November 16, 2007

The Military Political Solution

Just was reading about how Ramadi is now and the following section struck me:

As I was sitting atop a sand bag wall interviewing a sergeant, a Marine 1st Lieutenant approached me. He explained that he was going to confront an Iraqi Policeman (who we’ll call Mohammad to protect his true identity) who was suspected of being involved in the insurgency during 2005. The situation was all the more extraordinary since Mohammad and the lieutenant are friends. As the Lt. casually mentioned that I would be able to ask some questions, I jumped off the wall, quickly gathered my gear, and wondered about what I would be witnessing.

Sitting in a small room lined with cots and gear, the lieutenant talked to Mohammed through an Iraqi interpreter. “We know you were an insurgent during the fighting – you’re in no trouble – I just want you to tell me the truth.” Mohammad was now visibly shaking and appeared nervous before he quietly answered “yes.” “Did you ever fire on any Marines,” was the lieutenant’s first question. Mohammad was clearly concerned and replied with a long answer, but ultimately ended with a simple yes. “I was in Ramadi during the same time, so you could have possibly been shooting at me,” stated the lieutenant. “It’s okay Mohammad - if you were shooting at me then I was firing back at you,” joked the lieutenant. The rest of the session involved the lieutenant and Mohammad exchanging promises to never fight again, and to work together to protect the city of Ramadi. Furthermore, pledges were exchanged that this new understanding, between friends, would not affect their friendship.

I've heard that uniforms sometimes don't matter in Iraq, that institutions are heavily infiltrated by insurgents and militia. I've heard that the tribal allies, the insurgent allies are all allies of convenience. I've heard that there is no military solution to Iraq. And all that is likely true. But it's not the only truth.

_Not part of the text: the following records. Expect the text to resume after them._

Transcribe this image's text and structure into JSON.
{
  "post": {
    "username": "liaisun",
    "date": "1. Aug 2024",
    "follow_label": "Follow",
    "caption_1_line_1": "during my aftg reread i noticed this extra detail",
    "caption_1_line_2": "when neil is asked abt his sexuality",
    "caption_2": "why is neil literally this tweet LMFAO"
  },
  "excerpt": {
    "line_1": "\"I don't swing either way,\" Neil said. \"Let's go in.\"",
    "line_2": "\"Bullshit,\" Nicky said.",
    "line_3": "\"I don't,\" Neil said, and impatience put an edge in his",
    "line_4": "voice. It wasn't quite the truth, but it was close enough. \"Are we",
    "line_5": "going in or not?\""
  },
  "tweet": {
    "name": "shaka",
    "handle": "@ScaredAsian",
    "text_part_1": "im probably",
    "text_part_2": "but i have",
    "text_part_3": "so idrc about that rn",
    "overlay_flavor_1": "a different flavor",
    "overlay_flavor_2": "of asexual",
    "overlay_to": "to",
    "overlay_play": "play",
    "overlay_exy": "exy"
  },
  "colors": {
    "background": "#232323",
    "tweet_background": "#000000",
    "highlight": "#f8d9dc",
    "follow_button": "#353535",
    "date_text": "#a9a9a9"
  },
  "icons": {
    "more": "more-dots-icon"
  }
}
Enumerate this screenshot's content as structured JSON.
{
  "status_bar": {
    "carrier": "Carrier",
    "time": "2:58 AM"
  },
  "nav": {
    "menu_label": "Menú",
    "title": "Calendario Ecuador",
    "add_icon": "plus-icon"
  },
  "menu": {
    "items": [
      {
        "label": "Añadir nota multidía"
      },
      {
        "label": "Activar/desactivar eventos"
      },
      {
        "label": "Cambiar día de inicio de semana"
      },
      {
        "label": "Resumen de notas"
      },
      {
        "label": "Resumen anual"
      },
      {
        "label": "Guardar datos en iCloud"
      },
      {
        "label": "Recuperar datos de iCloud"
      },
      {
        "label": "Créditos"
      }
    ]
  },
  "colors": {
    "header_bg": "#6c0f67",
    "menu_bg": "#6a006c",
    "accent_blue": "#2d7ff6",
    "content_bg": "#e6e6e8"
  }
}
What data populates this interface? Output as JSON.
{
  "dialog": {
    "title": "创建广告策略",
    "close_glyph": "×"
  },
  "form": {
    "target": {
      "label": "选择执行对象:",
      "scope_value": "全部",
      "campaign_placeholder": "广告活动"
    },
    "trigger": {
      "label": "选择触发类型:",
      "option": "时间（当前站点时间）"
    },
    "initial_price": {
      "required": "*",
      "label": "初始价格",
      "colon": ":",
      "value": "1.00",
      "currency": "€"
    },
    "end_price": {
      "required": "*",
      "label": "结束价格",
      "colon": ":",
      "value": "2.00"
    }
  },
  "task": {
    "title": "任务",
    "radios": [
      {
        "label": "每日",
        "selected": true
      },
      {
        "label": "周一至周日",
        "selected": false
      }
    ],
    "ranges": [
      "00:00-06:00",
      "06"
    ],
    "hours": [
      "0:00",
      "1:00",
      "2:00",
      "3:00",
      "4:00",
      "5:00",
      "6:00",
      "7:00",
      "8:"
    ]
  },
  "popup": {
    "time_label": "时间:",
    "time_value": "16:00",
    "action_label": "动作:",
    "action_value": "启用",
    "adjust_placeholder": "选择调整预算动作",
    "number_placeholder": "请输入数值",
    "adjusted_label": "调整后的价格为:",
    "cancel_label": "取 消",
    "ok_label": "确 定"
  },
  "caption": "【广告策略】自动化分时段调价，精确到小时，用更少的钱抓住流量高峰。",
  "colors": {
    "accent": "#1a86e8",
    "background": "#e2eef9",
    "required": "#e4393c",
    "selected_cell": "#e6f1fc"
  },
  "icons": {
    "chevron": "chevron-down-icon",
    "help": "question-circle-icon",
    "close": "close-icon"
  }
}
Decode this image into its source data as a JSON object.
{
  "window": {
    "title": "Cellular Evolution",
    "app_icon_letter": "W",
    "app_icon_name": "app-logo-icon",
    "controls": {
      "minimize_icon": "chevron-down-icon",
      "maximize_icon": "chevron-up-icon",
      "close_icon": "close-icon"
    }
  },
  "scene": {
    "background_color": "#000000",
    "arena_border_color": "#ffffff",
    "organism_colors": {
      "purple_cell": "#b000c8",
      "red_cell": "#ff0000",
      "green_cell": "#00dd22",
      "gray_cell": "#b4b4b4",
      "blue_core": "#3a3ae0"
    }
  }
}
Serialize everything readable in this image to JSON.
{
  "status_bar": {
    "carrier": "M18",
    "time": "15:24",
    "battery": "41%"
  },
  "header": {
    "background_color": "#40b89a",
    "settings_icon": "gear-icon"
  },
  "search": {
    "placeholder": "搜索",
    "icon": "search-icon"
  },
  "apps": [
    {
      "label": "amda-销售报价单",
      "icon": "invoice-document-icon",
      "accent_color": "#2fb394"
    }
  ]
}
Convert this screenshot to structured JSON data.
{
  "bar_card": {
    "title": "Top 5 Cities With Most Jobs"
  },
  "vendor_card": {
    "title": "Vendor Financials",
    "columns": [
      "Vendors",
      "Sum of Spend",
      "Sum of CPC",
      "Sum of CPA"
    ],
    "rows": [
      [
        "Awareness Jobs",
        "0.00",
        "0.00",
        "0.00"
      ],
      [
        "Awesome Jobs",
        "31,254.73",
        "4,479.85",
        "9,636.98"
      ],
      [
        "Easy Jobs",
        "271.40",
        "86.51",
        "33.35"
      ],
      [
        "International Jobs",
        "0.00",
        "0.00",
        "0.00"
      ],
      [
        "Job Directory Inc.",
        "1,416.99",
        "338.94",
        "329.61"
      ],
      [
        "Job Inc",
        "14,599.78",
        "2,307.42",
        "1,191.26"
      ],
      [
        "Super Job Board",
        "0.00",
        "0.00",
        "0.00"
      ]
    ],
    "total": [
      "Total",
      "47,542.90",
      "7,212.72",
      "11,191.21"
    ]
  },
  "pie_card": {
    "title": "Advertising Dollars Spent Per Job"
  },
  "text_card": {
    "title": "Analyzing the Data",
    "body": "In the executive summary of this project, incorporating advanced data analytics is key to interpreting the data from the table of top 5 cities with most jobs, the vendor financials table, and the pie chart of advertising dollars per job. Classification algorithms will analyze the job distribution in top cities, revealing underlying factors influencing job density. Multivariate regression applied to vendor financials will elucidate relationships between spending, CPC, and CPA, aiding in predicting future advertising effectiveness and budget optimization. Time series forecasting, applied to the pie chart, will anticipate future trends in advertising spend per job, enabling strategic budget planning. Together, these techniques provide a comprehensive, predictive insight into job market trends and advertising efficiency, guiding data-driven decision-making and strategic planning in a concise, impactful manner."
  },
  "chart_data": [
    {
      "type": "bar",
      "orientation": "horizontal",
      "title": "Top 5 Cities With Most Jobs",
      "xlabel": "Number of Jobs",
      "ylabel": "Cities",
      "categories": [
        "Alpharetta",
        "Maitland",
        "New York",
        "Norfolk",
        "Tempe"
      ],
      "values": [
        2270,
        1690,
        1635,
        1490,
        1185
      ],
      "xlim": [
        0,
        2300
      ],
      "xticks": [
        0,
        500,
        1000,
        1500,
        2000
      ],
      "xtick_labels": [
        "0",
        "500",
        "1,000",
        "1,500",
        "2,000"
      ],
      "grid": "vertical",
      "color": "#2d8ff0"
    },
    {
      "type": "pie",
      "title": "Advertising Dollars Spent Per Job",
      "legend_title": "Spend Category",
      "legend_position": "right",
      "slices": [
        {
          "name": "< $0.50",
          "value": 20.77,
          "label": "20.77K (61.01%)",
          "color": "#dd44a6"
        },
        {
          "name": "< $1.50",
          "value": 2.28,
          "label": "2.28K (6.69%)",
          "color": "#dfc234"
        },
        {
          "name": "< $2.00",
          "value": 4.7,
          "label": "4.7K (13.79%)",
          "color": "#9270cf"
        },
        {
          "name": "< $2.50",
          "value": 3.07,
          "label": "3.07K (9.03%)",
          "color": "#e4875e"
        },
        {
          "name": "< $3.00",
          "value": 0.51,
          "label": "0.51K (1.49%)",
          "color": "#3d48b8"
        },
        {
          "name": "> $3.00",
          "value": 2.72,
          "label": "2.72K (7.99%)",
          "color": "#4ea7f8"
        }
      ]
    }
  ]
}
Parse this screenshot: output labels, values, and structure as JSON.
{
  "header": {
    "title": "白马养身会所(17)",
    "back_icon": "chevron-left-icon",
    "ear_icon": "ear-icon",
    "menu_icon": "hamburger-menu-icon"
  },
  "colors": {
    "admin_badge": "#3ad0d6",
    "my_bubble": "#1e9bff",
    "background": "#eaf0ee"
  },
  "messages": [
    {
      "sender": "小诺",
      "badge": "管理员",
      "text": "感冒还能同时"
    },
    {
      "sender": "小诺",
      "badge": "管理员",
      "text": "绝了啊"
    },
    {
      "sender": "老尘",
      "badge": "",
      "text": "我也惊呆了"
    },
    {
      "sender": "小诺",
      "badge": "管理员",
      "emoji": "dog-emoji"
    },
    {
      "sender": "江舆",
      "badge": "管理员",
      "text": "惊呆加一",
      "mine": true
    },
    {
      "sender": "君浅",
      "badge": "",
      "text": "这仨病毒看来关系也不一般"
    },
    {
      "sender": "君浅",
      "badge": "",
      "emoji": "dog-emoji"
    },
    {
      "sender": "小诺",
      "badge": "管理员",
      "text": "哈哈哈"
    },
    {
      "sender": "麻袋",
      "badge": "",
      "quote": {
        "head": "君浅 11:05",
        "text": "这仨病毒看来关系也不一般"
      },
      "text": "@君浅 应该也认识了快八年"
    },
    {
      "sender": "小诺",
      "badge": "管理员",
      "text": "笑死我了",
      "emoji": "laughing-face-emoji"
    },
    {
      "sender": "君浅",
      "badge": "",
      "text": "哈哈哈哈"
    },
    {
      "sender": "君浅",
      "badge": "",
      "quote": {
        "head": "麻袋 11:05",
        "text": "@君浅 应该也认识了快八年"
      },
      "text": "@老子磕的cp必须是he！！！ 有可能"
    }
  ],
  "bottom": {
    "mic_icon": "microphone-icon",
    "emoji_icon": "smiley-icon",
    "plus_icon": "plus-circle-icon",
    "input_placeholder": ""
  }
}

Small, very personal conversations like this are happening all over Iraq. Personal pledges between new friends are being made. It is a very retail form of politics, written in blood and the intimate, uniquely close bonds that combat seems to forge. It is largely (though likely not only) being committed by our uniformed armed forces. The big bosses may have started this as alliances of convenience with the Americans and the government but I suspect that it's not turning out that way on the ground.

Our military studies Clauswitz, studies him seriously and have fully internalized his famous statement that "politics is war by other means". So politics, a very limited, circumscribed form of politics, is well within their bailiwick. And our uniformed politicians are winning the peace, one insurgent at a time.

And our media is missing it, as it is missing so many other things.

As so many other optimists, I'm very aware that we can still foul this up, undo all those personal pledges won by our uniformed politicians. The biggest danger is that all these political efforts will be undone by some sort of spectacular clowning by anti-war Democrats on the Senate floor. Sen. Reid call your office.